Cameroon: Macron acknowledges France’s repressive violence during decolonisation
French President Emmanuel Macron has formally recognised that France waged a “war” in Cameroon during and after the country’s decolonisation in the late 1950s, describing the period as marked by “repressive violence.”
The admission comes in a letter sent last month to Cameroonian President Paul Biya and published on Tuesday by the French presidency.
Macron’s letter follows the release of an official report in January by a historical commission he commissioned in 2022 during a visit to Yaoundé.
The commission’s findings detail a campaign of mass forced displacement, the internment of hundreds of thousands of Cameroonians, and the use of brutal militias to suppress the country’s struggle for sovereignty.
“The historians of the commission made it very clear that there was a war in Cameroon, during which the colonial authorities and the French army carried out repressive violence of several kinds in certain parts of the country,” Macron wrote.
“A war that continued after 1960 when France supported the actions carried out by the independent Cameroon authorities.”

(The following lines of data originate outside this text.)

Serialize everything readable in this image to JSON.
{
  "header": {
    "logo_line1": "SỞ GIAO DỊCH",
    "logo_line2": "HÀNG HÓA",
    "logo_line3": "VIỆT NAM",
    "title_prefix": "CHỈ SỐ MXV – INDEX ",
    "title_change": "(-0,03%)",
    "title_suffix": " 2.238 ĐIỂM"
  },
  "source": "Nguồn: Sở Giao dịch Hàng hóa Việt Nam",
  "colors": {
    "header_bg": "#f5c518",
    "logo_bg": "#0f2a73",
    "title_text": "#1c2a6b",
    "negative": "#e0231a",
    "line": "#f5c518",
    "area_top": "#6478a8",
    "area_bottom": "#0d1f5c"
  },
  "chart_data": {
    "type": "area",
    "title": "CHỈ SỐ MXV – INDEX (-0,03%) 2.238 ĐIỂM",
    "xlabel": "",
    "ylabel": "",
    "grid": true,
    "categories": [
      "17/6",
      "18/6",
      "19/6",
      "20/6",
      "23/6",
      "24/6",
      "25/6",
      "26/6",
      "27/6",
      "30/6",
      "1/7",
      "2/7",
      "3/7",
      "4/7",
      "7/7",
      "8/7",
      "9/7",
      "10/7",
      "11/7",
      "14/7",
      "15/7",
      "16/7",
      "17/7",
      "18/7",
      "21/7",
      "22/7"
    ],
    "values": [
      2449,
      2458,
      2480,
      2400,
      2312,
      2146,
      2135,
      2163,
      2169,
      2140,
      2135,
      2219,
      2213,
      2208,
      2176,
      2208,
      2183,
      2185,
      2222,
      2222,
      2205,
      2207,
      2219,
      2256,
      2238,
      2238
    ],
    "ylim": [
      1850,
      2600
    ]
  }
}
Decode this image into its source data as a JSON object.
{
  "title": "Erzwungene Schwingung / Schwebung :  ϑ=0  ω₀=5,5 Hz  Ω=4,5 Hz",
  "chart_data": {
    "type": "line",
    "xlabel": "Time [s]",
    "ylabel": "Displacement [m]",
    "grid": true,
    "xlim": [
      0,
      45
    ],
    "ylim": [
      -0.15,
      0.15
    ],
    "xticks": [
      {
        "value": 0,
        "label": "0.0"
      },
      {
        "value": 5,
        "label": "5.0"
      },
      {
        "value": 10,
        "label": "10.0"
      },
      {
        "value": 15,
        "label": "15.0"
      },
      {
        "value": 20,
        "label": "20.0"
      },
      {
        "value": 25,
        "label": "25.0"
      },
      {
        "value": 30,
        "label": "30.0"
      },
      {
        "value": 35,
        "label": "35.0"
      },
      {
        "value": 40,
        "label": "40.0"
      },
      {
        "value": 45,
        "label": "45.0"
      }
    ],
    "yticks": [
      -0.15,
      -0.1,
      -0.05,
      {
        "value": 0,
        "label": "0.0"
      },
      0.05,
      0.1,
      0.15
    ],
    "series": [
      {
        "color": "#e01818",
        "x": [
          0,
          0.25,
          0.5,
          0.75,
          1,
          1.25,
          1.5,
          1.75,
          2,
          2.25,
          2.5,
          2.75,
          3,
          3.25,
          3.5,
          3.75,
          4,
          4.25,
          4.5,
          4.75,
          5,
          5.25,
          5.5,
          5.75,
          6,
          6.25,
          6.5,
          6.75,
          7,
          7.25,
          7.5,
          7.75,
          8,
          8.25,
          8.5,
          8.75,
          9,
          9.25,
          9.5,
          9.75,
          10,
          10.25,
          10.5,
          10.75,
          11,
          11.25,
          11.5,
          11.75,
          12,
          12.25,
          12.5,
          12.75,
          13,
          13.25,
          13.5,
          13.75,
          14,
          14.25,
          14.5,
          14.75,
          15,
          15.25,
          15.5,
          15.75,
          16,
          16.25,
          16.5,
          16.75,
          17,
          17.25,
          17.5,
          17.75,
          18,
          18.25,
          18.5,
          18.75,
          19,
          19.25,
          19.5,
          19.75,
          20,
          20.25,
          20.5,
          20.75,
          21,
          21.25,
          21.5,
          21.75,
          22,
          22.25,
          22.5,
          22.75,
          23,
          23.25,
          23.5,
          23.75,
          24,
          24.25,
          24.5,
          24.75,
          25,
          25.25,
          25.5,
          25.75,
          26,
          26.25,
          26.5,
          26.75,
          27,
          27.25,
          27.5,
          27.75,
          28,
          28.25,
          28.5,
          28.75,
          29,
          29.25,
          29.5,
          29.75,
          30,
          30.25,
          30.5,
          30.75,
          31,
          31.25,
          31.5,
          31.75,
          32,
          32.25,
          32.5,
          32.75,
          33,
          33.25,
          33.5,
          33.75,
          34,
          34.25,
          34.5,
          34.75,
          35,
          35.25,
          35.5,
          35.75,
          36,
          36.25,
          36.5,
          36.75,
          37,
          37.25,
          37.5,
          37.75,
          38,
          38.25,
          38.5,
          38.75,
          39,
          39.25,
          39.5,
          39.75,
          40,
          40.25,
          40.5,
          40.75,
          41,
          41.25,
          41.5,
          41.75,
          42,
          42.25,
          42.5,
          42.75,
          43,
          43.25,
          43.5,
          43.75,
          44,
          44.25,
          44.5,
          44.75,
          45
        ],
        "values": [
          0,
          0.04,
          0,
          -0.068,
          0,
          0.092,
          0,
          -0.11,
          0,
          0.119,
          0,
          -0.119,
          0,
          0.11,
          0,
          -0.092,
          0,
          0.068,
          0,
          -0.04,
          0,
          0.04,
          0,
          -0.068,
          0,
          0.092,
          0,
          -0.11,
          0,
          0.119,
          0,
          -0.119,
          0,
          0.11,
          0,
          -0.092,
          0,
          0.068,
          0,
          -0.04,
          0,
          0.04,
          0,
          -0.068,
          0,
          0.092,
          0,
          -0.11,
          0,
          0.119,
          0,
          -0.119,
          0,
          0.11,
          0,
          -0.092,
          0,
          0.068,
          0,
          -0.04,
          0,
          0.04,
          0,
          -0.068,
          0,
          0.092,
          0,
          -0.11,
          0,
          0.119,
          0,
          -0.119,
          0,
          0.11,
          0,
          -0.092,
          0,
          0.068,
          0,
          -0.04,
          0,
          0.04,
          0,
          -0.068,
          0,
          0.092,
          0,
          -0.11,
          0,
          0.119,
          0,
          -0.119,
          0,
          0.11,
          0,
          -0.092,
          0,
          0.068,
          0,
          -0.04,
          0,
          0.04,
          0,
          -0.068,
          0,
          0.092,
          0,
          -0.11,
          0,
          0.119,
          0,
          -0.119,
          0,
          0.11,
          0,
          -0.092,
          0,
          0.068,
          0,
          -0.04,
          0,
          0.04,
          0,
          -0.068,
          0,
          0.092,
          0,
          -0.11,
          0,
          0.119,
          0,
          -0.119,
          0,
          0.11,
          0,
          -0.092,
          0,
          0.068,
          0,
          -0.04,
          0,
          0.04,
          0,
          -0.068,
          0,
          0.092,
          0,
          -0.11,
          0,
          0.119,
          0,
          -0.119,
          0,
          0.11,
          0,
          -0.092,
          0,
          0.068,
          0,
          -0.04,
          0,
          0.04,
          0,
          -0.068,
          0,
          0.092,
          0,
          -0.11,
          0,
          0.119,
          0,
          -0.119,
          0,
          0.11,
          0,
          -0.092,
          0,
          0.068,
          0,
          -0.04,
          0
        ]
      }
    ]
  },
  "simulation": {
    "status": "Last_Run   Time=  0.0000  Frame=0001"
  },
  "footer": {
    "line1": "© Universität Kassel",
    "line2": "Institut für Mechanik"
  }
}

The French president acknowledged the responsibility of France in these events, stating: “It is incumbent on me today to accept France’s role and responsibility in these events.”
The report highlights the continuity of violence both during Cameroon’s fight for independence and in the early years following independence on January 1, 1960. It emphasises how French military and administrative strategies sought to maintain control over the region through coercion, forced relocations, and the backing of local authorities who enforced harsh measures.
Macron’s acknowledgment marks one of the clearest admissions by a French leader of the country’s role in colonial-era violence in Africa. Observers say the statement may open the door for broader discussions about historical accountability and reconciliation between France and its former colonies.